Face cette situation, le PNUD a fourni dans les années 1990
divers services en matière d’assistance au pays. Avec
le FENU, un projet d’hydraulique villageois a permis d’accroître
le taux d’accès à une source d’eau potable
dans les préfectures de l’Ombella Mpoko et de la Lobaye,
de doter le pays d’un schéma directeur de l’eau
et de formuler l’ébauche d’une politique et d’un
code de l’eau et d’assainissement. Au cours de la même
période, des projets –« Protection des végétaux
», « Plan National d’Action Environnemental »
et « Stratégie de conservation de la biodiversité
»– ont été exécutés.

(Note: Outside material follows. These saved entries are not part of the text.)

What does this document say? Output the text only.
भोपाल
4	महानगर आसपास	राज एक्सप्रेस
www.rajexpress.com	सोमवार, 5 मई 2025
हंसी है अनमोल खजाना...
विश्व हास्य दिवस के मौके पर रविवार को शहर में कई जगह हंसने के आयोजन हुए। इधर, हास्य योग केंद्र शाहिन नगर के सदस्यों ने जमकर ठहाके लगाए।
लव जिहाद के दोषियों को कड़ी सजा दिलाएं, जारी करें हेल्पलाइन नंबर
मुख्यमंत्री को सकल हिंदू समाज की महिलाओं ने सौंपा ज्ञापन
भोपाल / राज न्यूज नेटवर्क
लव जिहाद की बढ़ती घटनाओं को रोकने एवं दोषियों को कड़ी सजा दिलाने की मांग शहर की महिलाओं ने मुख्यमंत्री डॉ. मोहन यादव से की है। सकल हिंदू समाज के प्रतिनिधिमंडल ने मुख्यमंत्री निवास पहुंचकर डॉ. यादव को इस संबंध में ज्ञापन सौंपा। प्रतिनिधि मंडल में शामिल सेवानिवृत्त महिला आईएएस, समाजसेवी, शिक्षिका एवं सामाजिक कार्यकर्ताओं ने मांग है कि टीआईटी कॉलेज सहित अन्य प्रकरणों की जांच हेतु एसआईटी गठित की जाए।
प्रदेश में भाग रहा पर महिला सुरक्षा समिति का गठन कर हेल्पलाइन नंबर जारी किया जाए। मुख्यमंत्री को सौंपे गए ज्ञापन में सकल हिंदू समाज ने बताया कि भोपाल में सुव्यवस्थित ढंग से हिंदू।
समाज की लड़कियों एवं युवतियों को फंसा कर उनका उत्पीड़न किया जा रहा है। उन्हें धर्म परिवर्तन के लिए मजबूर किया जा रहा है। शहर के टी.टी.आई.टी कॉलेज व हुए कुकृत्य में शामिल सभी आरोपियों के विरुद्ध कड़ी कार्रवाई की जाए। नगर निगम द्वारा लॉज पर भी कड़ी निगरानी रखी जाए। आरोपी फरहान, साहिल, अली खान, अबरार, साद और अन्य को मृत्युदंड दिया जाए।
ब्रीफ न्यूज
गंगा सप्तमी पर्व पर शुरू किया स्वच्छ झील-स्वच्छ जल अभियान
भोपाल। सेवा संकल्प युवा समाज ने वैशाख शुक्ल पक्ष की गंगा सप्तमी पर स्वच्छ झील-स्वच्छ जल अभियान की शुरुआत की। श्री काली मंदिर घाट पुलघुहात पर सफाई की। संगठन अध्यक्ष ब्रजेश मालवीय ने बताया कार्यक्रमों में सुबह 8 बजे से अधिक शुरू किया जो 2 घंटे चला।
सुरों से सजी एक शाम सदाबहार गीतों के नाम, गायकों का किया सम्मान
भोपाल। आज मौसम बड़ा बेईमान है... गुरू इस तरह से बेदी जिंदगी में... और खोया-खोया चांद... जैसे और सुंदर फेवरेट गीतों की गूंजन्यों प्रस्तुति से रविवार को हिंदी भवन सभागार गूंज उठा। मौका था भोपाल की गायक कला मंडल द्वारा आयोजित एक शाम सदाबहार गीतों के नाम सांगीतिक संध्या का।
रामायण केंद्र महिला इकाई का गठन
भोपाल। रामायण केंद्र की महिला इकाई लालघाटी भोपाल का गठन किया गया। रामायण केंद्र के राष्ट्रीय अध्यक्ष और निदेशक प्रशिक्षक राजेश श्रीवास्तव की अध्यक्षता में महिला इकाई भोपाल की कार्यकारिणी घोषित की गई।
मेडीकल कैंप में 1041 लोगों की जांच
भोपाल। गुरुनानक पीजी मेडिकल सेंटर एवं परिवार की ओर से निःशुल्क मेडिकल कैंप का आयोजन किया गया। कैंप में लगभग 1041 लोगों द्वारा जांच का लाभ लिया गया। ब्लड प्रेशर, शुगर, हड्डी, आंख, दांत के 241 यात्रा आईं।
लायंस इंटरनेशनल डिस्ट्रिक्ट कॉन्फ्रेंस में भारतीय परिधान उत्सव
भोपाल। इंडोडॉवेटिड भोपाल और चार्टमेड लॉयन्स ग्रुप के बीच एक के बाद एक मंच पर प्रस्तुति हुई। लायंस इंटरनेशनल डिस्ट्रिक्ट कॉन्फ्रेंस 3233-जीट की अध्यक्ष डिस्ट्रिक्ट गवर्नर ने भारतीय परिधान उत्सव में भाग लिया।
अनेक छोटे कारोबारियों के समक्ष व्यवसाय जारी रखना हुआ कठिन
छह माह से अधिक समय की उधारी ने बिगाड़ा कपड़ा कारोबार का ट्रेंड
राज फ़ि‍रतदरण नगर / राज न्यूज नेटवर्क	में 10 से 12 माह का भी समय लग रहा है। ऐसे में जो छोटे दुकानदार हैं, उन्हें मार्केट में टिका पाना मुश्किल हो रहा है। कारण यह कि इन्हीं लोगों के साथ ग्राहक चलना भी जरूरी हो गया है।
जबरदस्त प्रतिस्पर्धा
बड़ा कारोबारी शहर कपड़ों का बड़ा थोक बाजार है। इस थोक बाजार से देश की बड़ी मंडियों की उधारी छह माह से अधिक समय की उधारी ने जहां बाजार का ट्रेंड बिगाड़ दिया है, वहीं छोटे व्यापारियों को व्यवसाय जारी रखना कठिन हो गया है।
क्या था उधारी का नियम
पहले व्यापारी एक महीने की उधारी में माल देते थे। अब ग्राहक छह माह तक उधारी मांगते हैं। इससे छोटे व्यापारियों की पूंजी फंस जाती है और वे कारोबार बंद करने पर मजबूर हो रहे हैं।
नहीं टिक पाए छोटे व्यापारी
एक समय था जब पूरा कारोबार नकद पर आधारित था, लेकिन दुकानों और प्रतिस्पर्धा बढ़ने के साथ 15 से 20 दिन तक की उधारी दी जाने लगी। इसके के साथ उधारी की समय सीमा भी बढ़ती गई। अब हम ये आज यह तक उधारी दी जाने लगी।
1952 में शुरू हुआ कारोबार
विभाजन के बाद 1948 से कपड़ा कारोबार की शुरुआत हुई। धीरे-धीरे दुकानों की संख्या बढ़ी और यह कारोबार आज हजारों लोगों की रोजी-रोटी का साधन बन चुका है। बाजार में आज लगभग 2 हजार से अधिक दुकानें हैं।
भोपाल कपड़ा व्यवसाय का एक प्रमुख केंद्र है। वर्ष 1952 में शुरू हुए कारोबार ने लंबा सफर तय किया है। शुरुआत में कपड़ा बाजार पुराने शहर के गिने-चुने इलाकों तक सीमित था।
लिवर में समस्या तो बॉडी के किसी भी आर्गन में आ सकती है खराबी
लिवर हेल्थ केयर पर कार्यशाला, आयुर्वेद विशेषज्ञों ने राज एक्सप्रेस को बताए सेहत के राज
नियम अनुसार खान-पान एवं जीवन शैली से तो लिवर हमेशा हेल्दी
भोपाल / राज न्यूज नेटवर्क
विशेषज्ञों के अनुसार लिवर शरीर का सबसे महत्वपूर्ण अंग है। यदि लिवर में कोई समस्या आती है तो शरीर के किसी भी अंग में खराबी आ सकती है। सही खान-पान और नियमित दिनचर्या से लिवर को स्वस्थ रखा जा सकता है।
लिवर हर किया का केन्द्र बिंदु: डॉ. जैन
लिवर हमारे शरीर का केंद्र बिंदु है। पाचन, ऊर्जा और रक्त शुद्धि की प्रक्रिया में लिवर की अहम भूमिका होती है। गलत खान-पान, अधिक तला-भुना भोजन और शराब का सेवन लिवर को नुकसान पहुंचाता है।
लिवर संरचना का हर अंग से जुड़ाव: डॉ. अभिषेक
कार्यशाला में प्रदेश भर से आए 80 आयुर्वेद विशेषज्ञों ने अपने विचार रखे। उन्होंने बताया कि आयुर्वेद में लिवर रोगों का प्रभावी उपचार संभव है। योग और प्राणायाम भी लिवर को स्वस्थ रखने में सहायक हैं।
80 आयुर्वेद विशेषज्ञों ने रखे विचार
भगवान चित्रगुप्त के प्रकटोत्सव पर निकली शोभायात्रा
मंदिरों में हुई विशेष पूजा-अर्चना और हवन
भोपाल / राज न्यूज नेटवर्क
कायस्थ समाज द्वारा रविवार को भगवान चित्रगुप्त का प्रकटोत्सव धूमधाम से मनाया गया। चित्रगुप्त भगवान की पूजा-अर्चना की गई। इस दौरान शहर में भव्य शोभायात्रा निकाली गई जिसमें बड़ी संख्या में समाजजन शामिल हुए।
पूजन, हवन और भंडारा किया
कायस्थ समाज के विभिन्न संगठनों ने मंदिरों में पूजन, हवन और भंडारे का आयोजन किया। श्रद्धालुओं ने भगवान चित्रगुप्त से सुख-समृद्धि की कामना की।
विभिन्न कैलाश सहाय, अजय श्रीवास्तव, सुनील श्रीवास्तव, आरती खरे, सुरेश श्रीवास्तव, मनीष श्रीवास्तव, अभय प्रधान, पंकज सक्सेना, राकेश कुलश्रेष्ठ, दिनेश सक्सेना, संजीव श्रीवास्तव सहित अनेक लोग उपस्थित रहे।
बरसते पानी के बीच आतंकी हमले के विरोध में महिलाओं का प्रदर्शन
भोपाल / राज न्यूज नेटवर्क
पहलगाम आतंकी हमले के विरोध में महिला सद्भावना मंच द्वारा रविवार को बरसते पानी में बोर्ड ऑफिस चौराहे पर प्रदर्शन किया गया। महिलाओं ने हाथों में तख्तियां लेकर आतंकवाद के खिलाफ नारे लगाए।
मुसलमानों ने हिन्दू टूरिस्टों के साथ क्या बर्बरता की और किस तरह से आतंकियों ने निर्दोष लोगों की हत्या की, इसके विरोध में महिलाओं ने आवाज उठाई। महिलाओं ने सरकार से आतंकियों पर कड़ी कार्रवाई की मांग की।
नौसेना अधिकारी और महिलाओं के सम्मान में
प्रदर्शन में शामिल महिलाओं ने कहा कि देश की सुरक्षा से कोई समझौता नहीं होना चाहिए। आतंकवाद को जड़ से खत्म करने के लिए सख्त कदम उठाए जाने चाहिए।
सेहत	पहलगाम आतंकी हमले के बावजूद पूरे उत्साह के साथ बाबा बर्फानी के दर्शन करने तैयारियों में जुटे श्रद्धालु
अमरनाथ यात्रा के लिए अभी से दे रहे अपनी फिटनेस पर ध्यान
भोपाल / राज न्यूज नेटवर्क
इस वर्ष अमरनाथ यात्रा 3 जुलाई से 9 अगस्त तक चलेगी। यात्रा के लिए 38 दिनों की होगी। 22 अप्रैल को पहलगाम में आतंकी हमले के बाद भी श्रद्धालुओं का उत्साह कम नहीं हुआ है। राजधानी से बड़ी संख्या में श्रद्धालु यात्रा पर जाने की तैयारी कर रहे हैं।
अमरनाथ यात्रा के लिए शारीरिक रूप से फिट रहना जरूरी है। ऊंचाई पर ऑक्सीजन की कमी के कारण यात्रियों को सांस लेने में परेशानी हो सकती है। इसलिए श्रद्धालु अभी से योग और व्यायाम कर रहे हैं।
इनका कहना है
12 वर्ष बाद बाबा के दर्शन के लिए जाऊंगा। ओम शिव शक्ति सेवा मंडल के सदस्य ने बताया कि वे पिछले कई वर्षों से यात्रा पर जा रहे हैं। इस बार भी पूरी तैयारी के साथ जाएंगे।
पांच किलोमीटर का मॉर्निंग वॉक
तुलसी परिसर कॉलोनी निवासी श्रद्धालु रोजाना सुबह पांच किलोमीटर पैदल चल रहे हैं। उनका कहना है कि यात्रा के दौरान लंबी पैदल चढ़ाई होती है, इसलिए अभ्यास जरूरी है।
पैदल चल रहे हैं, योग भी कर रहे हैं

Le pays
a ratifié la Convention cadre des Nations Unies sur le changement
climatique, la Convention sur la diversité biologique, la Convention
sur la désertification et d’autres instruments.
Sur cette base, un choix stratégique a été opéré
pour le cadre de coopération 2004-2006 PNUD/RCA parmi les six
lignes de services proposées dans le cadre de résultats
stratégiques. Il s’agit de la ligne de service 1 : gestion
durable des terres. L’essentiel des efforts est concentré
sur cette ligne de service pour intégrer le principe de durabilité
dans la planification stratégique de réduction de la
pauvreté, comme le stipule le septième objectif des
OMD. Toutefois des actions sont orientées aussi pour la promotion
des autres lignes de services, tels que les problèmes chimiques,
la conservation de la biodiversité, la gouvernance de l’eau,
les polluants organiques persistants. Elles portent davantage sur
le suivi et l’évaluation des capacités nationales
et des avancées dans la mise en œuvre des conventions.